As we mark the 10th anniversary of the Yaoundé Code of Conduct, it is important that we follow up on the recommendation of the Secretary-General in his report (S/2022/818) to the Security Council on 31st October 2022, which called for the need to “undertake a comprehensive review of the status of the implementation of the Yaoundé architecture to identify challenges, define the optimal use of resources, and outline a strategic vision for the next decade”.
As today’s briefing spotlights leveraging cooperation/partnership, I will give the floor to one coalition that has responded to this call, the G7++ Friends of the Gulf of Guinea, represented by their co-chairs: Côte d’Ivoire and Germany to say a few words.
Côte d'Ivoire and Germany, co-chairs of the G7++ Group of Friends for the Gulf of Guinea
The G7FoGG is pleased to respond to the Security Council’s call to action on the issue of maritime security in the region.
As Norway and Ghana have emphasized, the significance of conducting a comprehensive review of the Yaoundé architecture.
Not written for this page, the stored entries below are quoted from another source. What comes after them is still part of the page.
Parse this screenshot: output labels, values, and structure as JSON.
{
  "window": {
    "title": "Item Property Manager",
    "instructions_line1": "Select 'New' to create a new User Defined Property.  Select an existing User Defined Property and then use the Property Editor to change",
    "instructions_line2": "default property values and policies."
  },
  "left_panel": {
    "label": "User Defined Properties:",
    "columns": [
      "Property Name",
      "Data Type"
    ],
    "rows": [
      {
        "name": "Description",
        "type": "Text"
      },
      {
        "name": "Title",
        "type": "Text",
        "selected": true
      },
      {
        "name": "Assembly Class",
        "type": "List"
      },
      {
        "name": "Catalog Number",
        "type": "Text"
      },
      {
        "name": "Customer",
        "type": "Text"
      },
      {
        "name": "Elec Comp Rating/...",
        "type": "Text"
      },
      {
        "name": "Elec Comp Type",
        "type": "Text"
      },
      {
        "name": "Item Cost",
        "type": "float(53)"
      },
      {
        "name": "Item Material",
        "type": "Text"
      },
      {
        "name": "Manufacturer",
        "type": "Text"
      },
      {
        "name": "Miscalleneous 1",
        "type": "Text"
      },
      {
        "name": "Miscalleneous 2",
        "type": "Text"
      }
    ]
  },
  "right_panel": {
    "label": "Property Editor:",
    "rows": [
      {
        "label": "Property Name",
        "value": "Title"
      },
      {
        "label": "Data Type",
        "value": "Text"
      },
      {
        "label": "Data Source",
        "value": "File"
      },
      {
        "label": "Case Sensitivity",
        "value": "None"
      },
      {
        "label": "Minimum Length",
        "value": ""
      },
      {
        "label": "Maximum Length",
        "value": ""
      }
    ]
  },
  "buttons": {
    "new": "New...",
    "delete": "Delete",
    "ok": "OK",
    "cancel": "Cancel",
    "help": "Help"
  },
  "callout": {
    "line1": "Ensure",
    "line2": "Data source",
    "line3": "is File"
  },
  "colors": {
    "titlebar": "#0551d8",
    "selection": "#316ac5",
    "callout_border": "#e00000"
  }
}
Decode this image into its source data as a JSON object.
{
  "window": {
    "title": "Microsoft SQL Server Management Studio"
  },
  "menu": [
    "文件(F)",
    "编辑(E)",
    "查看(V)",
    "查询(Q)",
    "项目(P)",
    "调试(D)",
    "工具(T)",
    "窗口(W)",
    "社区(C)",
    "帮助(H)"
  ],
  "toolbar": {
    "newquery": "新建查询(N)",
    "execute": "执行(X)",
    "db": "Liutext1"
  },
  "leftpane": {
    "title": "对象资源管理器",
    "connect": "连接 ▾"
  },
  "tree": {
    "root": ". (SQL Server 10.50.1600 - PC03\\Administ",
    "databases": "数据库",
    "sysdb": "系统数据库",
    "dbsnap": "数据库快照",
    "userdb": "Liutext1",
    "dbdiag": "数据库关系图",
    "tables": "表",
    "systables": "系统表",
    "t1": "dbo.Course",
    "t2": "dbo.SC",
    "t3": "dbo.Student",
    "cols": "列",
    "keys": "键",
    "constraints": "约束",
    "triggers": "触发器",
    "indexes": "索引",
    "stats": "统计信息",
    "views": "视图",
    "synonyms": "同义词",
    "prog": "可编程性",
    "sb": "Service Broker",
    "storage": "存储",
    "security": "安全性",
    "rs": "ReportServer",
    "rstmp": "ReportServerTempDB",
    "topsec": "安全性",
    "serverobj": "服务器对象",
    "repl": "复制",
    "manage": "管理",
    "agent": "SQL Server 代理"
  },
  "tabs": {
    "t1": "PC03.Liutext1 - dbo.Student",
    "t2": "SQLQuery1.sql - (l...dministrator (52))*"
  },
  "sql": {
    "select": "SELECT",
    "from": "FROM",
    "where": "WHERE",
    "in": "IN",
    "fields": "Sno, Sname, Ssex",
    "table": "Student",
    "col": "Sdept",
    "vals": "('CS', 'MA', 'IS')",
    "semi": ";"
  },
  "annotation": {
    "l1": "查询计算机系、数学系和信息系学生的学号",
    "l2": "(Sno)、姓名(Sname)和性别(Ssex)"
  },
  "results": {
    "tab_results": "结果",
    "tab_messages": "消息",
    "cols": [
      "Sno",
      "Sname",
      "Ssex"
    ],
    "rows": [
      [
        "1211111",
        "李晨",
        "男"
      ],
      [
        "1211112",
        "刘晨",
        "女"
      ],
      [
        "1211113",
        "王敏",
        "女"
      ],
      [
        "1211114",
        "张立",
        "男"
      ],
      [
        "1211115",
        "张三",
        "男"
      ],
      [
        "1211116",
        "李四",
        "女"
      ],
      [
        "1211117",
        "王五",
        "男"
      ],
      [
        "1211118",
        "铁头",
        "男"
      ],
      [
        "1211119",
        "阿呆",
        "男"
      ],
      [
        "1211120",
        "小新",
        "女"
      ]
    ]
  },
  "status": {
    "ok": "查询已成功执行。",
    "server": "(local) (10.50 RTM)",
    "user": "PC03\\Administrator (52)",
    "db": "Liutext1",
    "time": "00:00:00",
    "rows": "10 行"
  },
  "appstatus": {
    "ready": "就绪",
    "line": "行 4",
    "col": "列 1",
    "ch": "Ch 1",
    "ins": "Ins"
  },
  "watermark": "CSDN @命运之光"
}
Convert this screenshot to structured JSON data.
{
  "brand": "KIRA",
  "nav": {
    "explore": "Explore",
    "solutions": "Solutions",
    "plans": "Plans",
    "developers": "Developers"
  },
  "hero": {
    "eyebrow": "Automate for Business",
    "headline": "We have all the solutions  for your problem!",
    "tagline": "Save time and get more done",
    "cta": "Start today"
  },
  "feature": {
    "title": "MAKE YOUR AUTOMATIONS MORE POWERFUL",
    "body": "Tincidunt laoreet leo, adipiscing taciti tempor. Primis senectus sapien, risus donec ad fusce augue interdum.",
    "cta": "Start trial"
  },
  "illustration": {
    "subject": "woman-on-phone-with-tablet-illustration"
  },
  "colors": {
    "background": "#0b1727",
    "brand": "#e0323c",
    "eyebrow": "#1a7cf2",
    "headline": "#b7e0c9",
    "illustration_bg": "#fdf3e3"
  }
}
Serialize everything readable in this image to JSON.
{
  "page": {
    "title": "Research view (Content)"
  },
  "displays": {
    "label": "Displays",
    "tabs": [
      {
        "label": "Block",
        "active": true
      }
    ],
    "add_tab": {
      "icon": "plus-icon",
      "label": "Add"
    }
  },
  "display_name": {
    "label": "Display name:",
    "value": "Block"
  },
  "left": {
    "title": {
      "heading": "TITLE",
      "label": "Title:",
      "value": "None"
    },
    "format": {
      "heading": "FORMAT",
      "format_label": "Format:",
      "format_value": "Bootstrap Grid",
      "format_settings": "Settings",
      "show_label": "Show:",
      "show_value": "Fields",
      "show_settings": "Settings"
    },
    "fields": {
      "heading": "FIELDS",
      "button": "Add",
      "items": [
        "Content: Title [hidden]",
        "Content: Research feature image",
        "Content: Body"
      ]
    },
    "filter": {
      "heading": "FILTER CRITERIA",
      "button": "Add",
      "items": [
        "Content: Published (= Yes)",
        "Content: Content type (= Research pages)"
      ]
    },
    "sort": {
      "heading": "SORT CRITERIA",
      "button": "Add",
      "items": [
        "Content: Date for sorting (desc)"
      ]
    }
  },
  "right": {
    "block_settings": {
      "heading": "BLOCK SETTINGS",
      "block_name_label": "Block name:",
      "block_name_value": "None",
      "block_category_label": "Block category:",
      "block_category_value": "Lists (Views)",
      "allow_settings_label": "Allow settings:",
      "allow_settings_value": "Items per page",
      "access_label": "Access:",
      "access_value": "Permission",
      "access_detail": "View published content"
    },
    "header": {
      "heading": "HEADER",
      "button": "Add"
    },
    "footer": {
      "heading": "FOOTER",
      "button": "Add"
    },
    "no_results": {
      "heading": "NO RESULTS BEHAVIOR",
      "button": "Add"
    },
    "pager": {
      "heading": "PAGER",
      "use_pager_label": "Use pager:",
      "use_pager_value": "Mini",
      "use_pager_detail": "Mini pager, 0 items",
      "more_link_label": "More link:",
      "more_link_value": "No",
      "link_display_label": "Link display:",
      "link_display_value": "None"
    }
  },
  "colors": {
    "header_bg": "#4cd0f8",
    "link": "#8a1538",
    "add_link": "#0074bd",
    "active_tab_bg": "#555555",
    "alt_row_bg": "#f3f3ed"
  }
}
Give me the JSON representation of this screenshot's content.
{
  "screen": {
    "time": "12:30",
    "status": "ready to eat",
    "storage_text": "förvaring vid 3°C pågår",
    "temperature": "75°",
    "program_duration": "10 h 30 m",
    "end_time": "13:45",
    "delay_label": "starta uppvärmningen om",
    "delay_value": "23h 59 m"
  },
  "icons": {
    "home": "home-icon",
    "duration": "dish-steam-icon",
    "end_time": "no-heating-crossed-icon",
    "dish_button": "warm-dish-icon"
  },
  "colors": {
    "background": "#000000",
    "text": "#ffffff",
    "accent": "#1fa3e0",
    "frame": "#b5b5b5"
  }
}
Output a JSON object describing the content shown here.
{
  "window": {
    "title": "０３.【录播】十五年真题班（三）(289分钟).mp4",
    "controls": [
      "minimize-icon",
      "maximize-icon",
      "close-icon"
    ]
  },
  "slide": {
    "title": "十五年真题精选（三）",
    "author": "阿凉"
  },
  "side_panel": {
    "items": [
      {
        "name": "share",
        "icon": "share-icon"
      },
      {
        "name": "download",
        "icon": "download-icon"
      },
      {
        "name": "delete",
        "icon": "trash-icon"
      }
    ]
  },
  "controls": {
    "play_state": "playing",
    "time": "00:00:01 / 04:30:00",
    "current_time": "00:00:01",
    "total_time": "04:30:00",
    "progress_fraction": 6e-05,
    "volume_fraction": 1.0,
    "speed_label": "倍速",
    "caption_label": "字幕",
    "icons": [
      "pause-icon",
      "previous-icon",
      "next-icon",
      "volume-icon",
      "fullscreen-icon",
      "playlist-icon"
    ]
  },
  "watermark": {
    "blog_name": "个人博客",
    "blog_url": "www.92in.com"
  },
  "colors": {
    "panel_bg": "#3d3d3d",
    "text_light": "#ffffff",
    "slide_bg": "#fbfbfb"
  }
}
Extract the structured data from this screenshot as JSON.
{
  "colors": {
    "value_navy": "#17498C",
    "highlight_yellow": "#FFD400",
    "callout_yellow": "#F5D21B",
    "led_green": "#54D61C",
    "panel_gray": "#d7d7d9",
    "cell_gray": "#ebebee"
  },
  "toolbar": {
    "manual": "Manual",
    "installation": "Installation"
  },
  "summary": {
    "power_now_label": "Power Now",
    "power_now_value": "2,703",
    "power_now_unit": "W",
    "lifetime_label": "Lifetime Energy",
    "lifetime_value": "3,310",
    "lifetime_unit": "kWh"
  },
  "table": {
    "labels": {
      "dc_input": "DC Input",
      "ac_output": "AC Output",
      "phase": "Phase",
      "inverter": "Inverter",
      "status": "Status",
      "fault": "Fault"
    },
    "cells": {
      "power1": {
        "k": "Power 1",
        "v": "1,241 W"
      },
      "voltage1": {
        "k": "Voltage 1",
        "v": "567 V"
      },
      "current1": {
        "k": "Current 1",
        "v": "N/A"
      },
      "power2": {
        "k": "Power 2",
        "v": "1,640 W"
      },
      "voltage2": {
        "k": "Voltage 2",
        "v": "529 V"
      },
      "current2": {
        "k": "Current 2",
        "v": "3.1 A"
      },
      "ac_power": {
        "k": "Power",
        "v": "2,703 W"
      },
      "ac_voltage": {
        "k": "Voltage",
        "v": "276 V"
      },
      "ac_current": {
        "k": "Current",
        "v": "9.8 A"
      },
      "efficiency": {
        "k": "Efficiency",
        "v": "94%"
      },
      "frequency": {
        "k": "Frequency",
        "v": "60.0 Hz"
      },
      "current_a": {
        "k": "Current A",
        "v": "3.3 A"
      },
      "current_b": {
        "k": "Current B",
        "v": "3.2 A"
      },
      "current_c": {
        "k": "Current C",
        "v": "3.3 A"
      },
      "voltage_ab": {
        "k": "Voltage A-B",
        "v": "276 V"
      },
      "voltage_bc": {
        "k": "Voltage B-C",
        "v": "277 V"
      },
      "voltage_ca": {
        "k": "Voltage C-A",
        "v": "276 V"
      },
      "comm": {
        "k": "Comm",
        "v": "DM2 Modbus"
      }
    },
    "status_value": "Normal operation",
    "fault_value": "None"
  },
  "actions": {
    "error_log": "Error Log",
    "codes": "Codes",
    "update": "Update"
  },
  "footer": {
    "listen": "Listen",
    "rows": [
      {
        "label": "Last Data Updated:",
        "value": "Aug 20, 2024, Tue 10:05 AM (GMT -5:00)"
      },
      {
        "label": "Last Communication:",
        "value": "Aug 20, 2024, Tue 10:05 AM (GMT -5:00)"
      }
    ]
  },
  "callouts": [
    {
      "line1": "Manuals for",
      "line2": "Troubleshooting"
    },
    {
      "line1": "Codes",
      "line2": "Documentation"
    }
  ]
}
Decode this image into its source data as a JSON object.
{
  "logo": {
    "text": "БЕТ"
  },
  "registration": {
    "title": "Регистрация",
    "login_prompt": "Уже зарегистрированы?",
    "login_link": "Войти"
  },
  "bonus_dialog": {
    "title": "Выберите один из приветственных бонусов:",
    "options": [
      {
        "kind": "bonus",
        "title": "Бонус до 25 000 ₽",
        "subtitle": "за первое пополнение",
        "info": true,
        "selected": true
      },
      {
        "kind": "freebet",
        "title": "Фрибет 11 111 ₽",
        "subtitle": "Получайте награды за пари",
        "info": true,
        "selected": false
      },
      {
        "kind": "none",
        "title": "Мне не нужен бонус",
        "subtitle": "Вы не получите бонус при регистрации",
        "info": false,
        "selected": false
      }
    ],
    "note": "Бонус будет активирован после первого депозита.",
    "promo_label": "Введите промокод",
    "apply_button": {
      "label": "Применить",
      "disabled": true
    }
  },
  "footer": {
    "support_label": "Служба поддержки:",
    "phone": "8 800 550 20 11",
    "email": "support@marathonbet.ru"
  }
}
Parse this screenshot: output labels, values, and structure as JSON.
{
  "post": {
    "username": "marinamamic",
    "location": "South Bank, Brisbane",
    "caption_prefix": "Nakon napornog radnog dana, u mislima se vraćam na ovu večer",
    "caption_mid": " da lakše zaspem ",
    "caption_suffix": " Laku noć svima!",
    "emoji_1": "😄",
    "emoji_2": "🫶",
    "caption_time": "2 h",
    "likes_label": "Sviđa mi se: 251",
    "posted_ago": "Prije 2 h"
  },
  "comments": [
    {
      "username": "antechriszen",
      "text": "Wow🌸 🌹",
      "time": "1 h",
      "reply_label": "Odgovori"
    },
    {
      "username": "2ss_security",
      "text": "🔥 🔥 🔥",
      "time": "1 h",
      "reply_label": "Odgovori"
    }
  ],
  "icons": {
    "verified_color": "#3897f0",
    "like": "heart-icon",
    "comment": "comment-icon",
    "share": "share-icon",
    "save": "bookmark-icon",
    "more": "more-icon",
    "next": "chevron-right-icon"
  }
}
In this context, Côte d'Ivoire and Germany would like to announce that, as co-chairs of the Friends of the Gulf of Guinea (FoGG), we are planning to convene a meeting in the region in July to achieve precisely that. This gathering will bring together a core group comprising coastal states, regional organizations, UNOWAS, UNOCA, UNITAR, IMO and partner countries. Its principal objective is to set up the terms of the review, the agenda and the resources necessary for the assessment of the Yaoundé Architecture and its Code of Conduct, by identifying existing gaps, and proposing recommendations to enhance the legal framework, coordination mechanisms, and operational capacities in countering maritime insecurity in the region. The ultimate goal is for the Gulf of Guinea region to have a revised version of the Code of Conduct by the end of 2023, and to identify a funding mechanism for its implementation. These efforts will promote maritime security, stability, and inclusive economic development in the region while preserving the maritime environment for future generations, as we commemorate the 10th anniversary of the Yaoundé Summit.
Germany and Côte d'Ivoire are ready to support and accompany this process closely.